الحمدالله رب العالمين و الصلاةو السلام علئ اشرف الانبياء والمرسلين اما بعد
Hamd alemlerin Rabbi Allah’a, salat ve selam gönderilmiş bütün nebilere olsun. Bundan sonra;
‘’İçlerinden zulmedenler hariç, Kitap ehli ile ancak en güzel bir yolla mücadele edin ve (onlara) şöyle deyin: “Biz, bize indirilene de, size indirilene de inandık. Bizim ilâhımız ve sizin ilâhınız birdir (aynı ilâhtır). Biz sadece O’na teslim olmuş kimseleriz.”(Ankebut/ 46)

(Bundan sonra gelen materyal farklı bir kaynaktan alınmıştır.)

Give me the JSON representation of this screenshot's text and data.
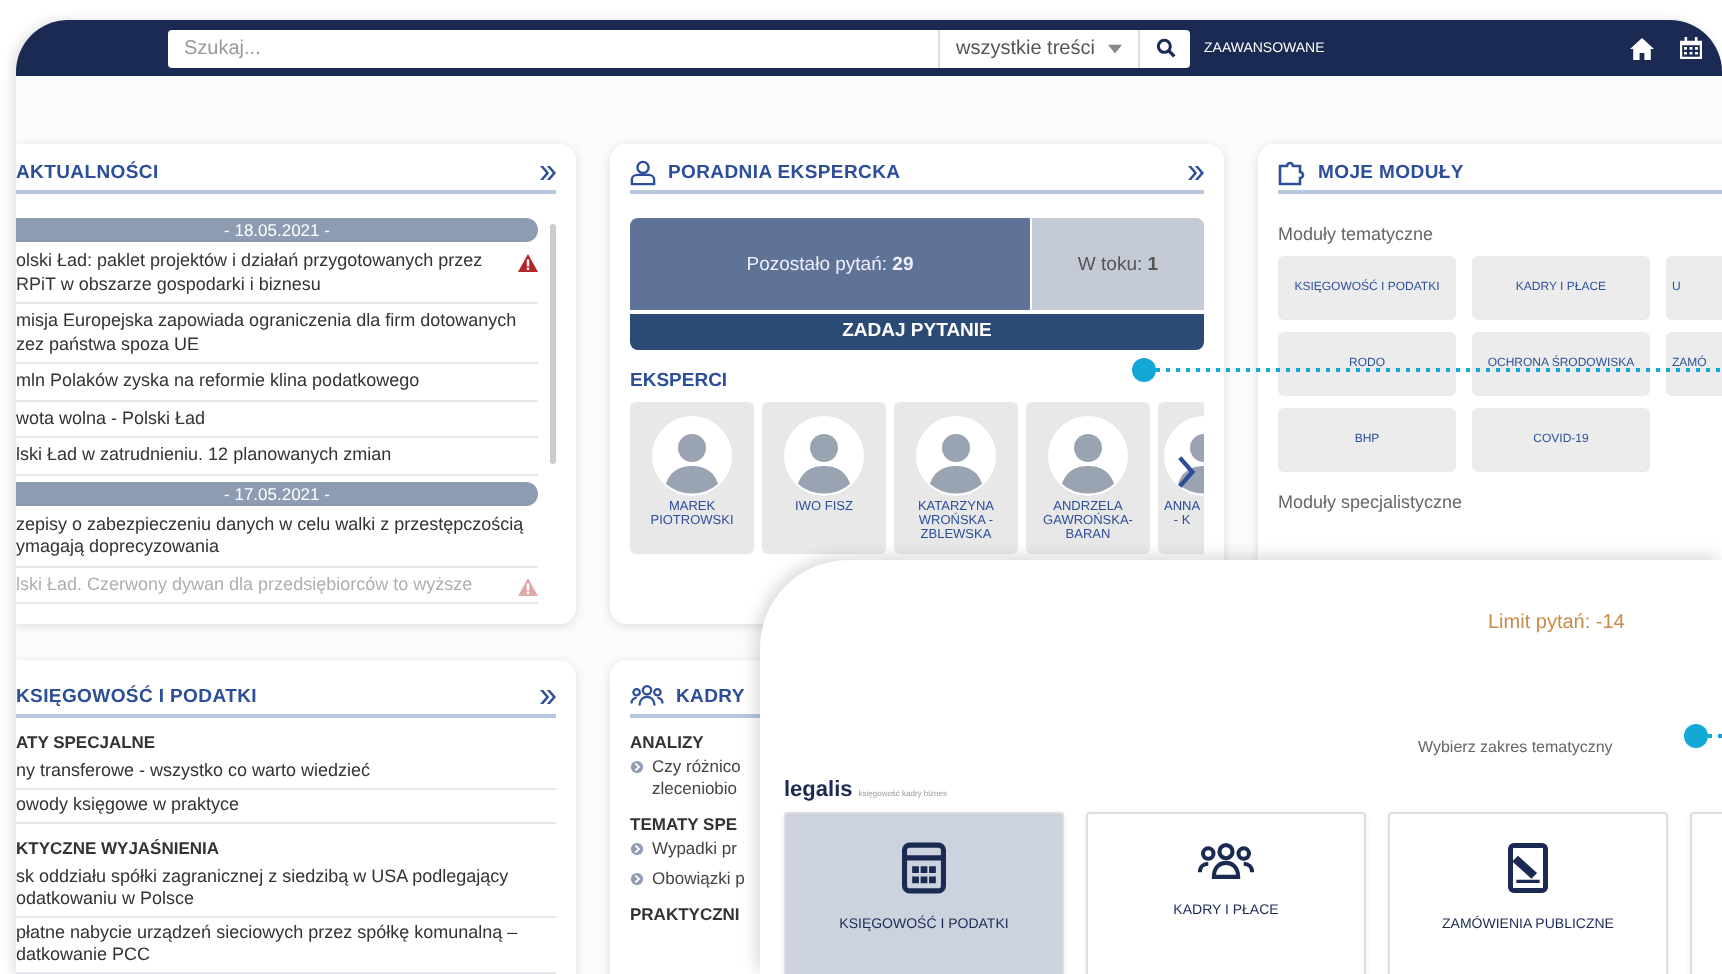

‘’ Rabbinin yoluna, hikmetle, güzel öğütle çağır ve onlarla en güzel şekilde mücadele et. Şüphesiz senin Rabbin, kendi yolundan sapanları en iyi bilendir. O, doğru yolda olanları da en iyi bilendir.’(’Nahl/ 125)
Allah azze ve celle Rasulu Muhammed’e sallallahu aleyhi ve sellem insanları Allah’a hikmetle davet etmesini emretmektedir. İbn Cerir dedi ki : O(hikmet) ise Allah’ın sana indirmiş olduğu kitap ve sünnettir . ‘’Güzel öğütle’’ kitap ve sünnetteki yasakların ve insanların başlarına gelenlerin onlara Allah Teala’ın azabından sakınmaları için- hatırlamak suretiyle ‘’ onlarla en güzel yolla mücadeleni yap’’ yani aralarından tartışmaya ihtiyaç duyulanlarla en güzel şekilde rıfk ile yumuşaklıkla ve güzel hitapla tartışmanı yap. Allah azze ve celle’ın :’’ Aralarından zulmedenler müstesna olmak üzere kitap ehli ile ancak güzel yolla mücadele edin’’(Ankebut /46) buyurmaktadır. Böylelikle Allah azze ve celle musa ve Harun’u Firavun’a gönderdiği vakit onlara verdiği emir gibi Allah Rasulune de yumuşaklıkla davranıp , hareket etmesini emir buyurmuştur. Musa ile Harun’a :’’Ona yumuşak söz söyleyin . Belki öğüt alır yahut korkar’’(Taha/ 44) buyurdu.” İbn Kesir

“De ki: “İşte bu benim yolumdur. Ben ve bana uyanlar bilerek Allah’a çağırırız. Allah’ın şanı 
yücedir. Ben, Allah’a ortak koşanlardan değilim.”(Yusuf /108)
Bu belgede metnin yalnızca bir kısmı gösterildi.